Creating together


My reflection on Employability Week

By Amy Edgar

Last week I attended Newcastle University Business School’s Employability Week and had the opportunity to hear from alumni who are now working in a range of job functions across many different industries. As a final year student, my talks were mostly targeted towards preparing you for graduate jobs. This is a confusing time for many students who may not really know what they want to do after university, or if they do, are going through the long application process where many companies want completely different things from you. However this day was extremely helpful and there were some key points that seemed to resonate throughout the day.

  1. Use the careers service

This was repeated throughout the day by all of the alumni, and I thought it was a credit to the careers service that this host of successful alumni in the business world had all used and loved their services. They are great for helping with CVs, and reading cover letters. I have gone multiple times with a job description and a cover letter before submitting an application and they are super friendly and really know what they are talking about!

  1. It is all about knowing your strengths

I was very interested to hear that the hiring process in changing. It isn’t all about how good you are at ridiculous maths tests anymore (well… sometimes). Companies now care about if you are the right fit for the job in terms of your personality and work ethic. This felt somewhat comforting to me as it is very easy to feel awful when you get a rejection, however, I will now remember that I may just not have been right for that particular role.

  1. Competency, competency, competency!

This was another point that kept coming up throughout the day. All the businesses said they used competency based questions throughout their hiring process. This means that you must give real life examples throughout so It is a good idea to make a list of key competencies for the role and some examples you can use for them. Also it was highlighted that these questions may be disguised, and it is up to you to provide examples unprompted.

  1. All experience is good experience

It was great to hear the range of experience that the representatives of the business had. They were saying they don’t expect you to have lots and lots of experience, but gave some good examples of how to make any use the experience you do have to apply to multiple competencies. One particularly memorable one was that one of the alumni showed that he is demonstrated resilience and determination when getting up at 5am every weekend to work in a fish mongers gutting fish!

  1. Just be yourself (on a really good day)
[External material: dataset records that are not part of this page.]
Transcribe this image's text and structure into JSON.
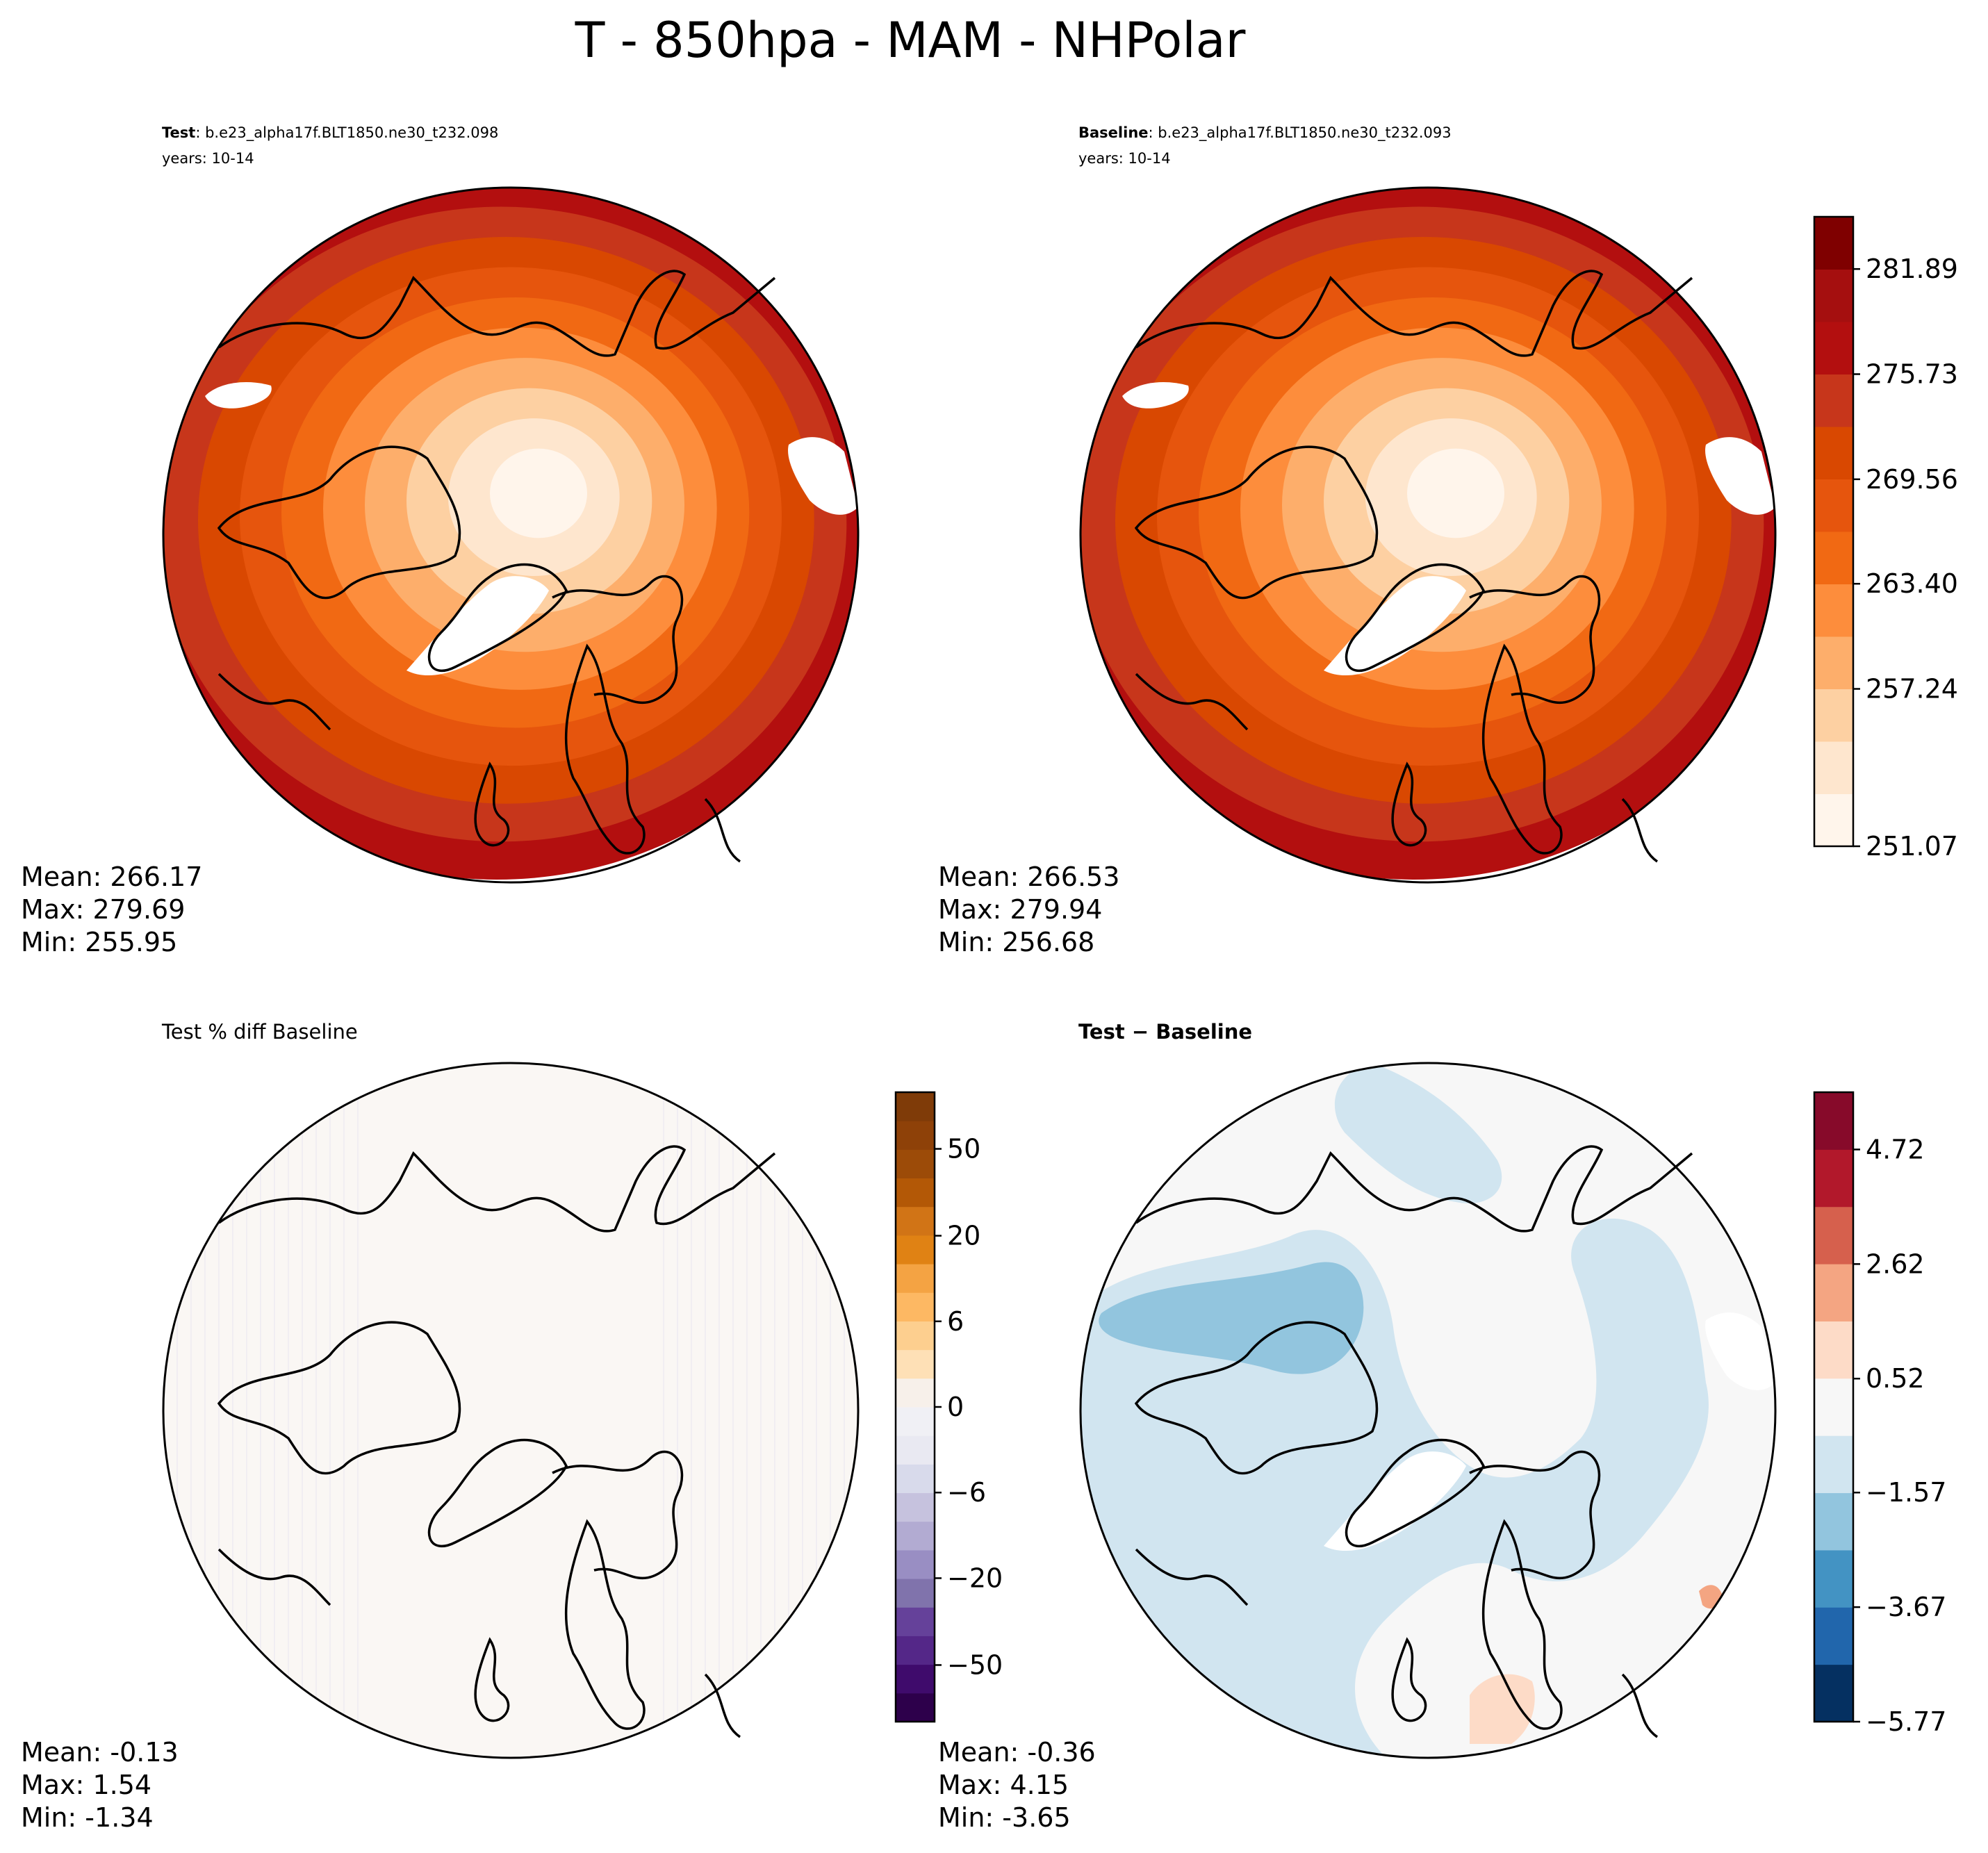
{
  "figure": {
    "title": "T - 850hpa - MAM - NHPolar"
  },
  "chart_data": [
    {
      "type": "heatmap",
      "name": "test",
      "label_bold": "Test",
      "label_rest": ": b.e23_alpha17f.BLT1850.ne30_t232.098",
      "years": "years: 10-14",
      "projection": "north-polar-stereographic",
      "stats": {
        "mean": "Mean: 266.17",
        "max": "Max: 279.69",
        "min": "Min: 255.95"
      },
      "field": {
        "pole_value": 252.5,
        "edge_value": 279.5
      }
    },
    {
      "type": "heatmap",
      "name": "baseline",
      "label_bold": "Baseline",
      "label_rest": ": b.e23_alpha17f.BLT1850.ne30_t232.093",
      "years": "years: 10-14",
      "projection": "north-polar-stereographic",
      "stats": {
        "mean": "Mean: 266.53",
        "max": "Max: 279.94",
        "min": "Min: 256.68"
      },
      "field": {
        "pole_value": 253.0,
        "edge_value": 280.0
      },
      "colorbar": {
        "ticks": [
          "281.89",
          "275.73",
          "269.56",
          "263.40",
          "257.24",
          "251.07"
        ],
        "levels": 12,
        "colors": [
          "#fff5eb",
          "#fee6ce",
          "#fdd0a2",
          "#fdae6b",
          "#fd8d3c",
          "#f16913",
          "#e6550d",
          "#d94801",
          "#c7361b",
          "#b30f0f",
          "#a50f0f",
          "#7f0000"
        ]
      }
    },
    {
      "type": "heatmap",
      "name": "pct-diff",
      "label_bold": "",
      "label_rest": "Test % diff Baseline",
      "years": "",
      "projection": "north-polar-stereographic",
      "stats": {
        "mean": "Mean: -0.13",
        "max": "Max:  1.54",
        "min": "Min: -1.34"
      },
      "colorbar": {
        "ticks": [
          "50",
          "20",
          "6",
          "0",
          "−6",
          "−20",
          "−50"
        ],
        "levels": 22,
        "colors": [
          "#2d004b",
          "#3f0b6c",
          "#542788",
          "#65419a",
          "#8073ac",
          "#998ec3",
          "#b2abd2",
          "#c6c2de",
          "#d8daeb",
          "#e9e9f2",
          "#f0f0f5",
          "#f7f0ea",
          "#fee0b6",
          "#fdcf8f",
          "#fdb863",
          "#f4a343",
          "#e08214",
          "#d17416",
          "#b35806",
          "#9c4b08",
          "#8e4108",
          "#7f3b08"
        ]
      }
    },
    {
      "type": "heatmap",
      "name": "abs-diff",
      "label_bold": "Test − Baseline",
      "label_rest": "",
      "years": "",
      "projection": "north-polar-stereographic",
      "stats": {
        "mean": "Mean: -0.36",
        "max": "Max:  4.15",
        "min": "Min: -3.65"
      },
      "colorbar": {
        "ticks": [
          "4.72",
          "2.62",
          "0.52",
          "−1.57",
          "−3.67",
          "−5.77"
        ],
        "levels": 11,
        "colors": [
          "#053061",
          "#2166ac",
          "#4393c3",
          "#92c5de",
          "#d1e5f0",
          "#f7f7f7",
          "#fddbc7",
          "#f4a582",
          "#d6604d",
          "#b2182b",
          "#870a2a"
        ]
      }
    }
  ]
}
Authenticity is key when finding a role. Every member of the panel said this time and time again. If you look at a job description and you think I don’t have examples for this or I might have to tell some white lies about what my strengths are, then maybe have a think about if the role is right for you. You want to end up in a job that complements your strengths and is a perfect fit for you and employers will know straight away if you aren’t being authentic so try your best to be yourself… but you on a really good day!